To follow up on this and my previous post, think of a painting of a sunset.

At its heart, it is simply a collection of colored blobs (clouds) and lines (sunrays, horizon features). Because it represents something(s) familiar to us for which we have names, I doubt anyone would have a problem regarding it as art.

But take it out of the context of representing a sunset, and a set of colored blobs and lines considered as art is suddenly controversial. If you regard a sunset sky as simply a naturally occuring abstract expressionist painting, it’s not hard to see other such works as art.

Agree.

Art is something created by a deliberate act. Anything not deliberately done for a specific purpose while creating art detracts from its artistic value. There is no art without thought or consciousness, so art can come only from human beings.

At the same time, art is also a language. An artistic piece that communicates no thought or emotion from the artist to the observer is impossible.

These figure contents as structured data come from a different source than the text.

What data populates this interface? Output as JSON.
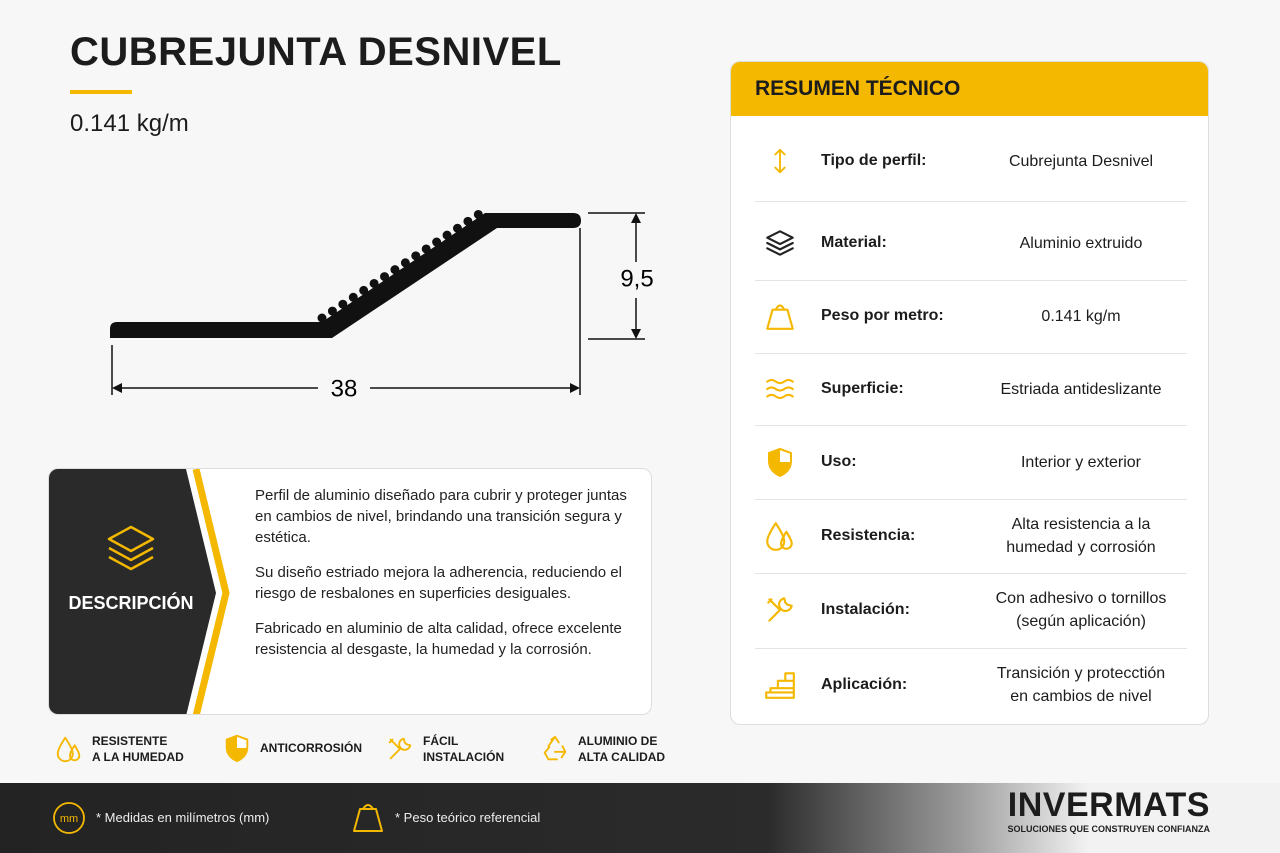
{
  "header": {
    "title": "CUBREJUNTA DESNIVEL",
    "weight": "0.141 kg/m"
  },
  "drawing": {
    "height": "9,5",
    "width": "38"
  },
  "description": {
    "label": "DESCRIPCIÓN",
    "paragraphs": [
      "Perfil de aluminio diseñado para cubrir y proteger juntas en cambios de nivel, brindando una transición segura y estética.",
      "Su diseño estriado mejora la adherencia, reduciendo el riesgo de resbalones en superficies desiguales.",
      "Fabricado en aluminio de alta calidad, ofrece excelente resistencia al desgaste, la humedad y la corrosión."
    ]
  },
  "features": [
    [
      "RESISTENTE",
      "A LA HUMEDAD"
    ],
    [
      "ANTICORROSIÓN"
    ],
    [
      "FÁCIL",
      "INSTALACIÓN"
    ],
    [
      "ALUMINIO DE",
      "ALTA CALIDAD"
    ]
  ],
  "summary": {
    "title": "RESUMEN TÉCNICO",
    "rows": [
      {
        "label": "Tipo de perfil:",
        "value": [
          "Cubrejunta Desnivel"
        ]
      },
      {
        "label": "Material:",
        "value": [
          "Aluminio extruido"
        ]
      },
      {
        "label": "Peso por metro:",
        "value": [
          "0.141 kg/m"
        ]
      },
      {
        "label": "Superficie:",
        "value": [
          "Estriada antideslizante"
        ]
      },
      {
        "label": "Uso:",
        "value": [
          "Interior y exterior"
        ]
      },
      {
        "label": "Resistencia:",
        "value": [
          "Alta resistencia a la",
          "humedad y corrosión"
        ]
      },
      {
        "label": "Instalación:",
        "value": [
          "Con adhesivo o tornillos",
          "(según aplicación)"
        ]
      },
      {
        "label": "Aplicación:",
        "value": [
          "Transición y protecctión",
          "en cambios de nivel"
        ]
      }
    ]
  },
  "footer": {
    "unit_icon": "mm",
    "notes": [
      "* Medidas en milímetros (mm)",
      "* Peso teórico referencial"
    ],
    "brand": "INVERMATS",
    "tagline": "SOLUCIONES QUE CONSTRUYEN CONFIANZA"
  }
}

Communication is nothing more than using symbols (like words or pictures or musical notes) to represent ideas or feelings. If an object represents nothing, it can’t possibly be communication or language, and can’t be used to convey meaning. If it conveys meaning and is useless for communication (because no part of it represents anything else), it is not art.

Much abstract art is done with deliberate communication in mind. I call this actual art. Other abstract art has no intentional communication from the artist, and therefore is art in name only, but not in fact.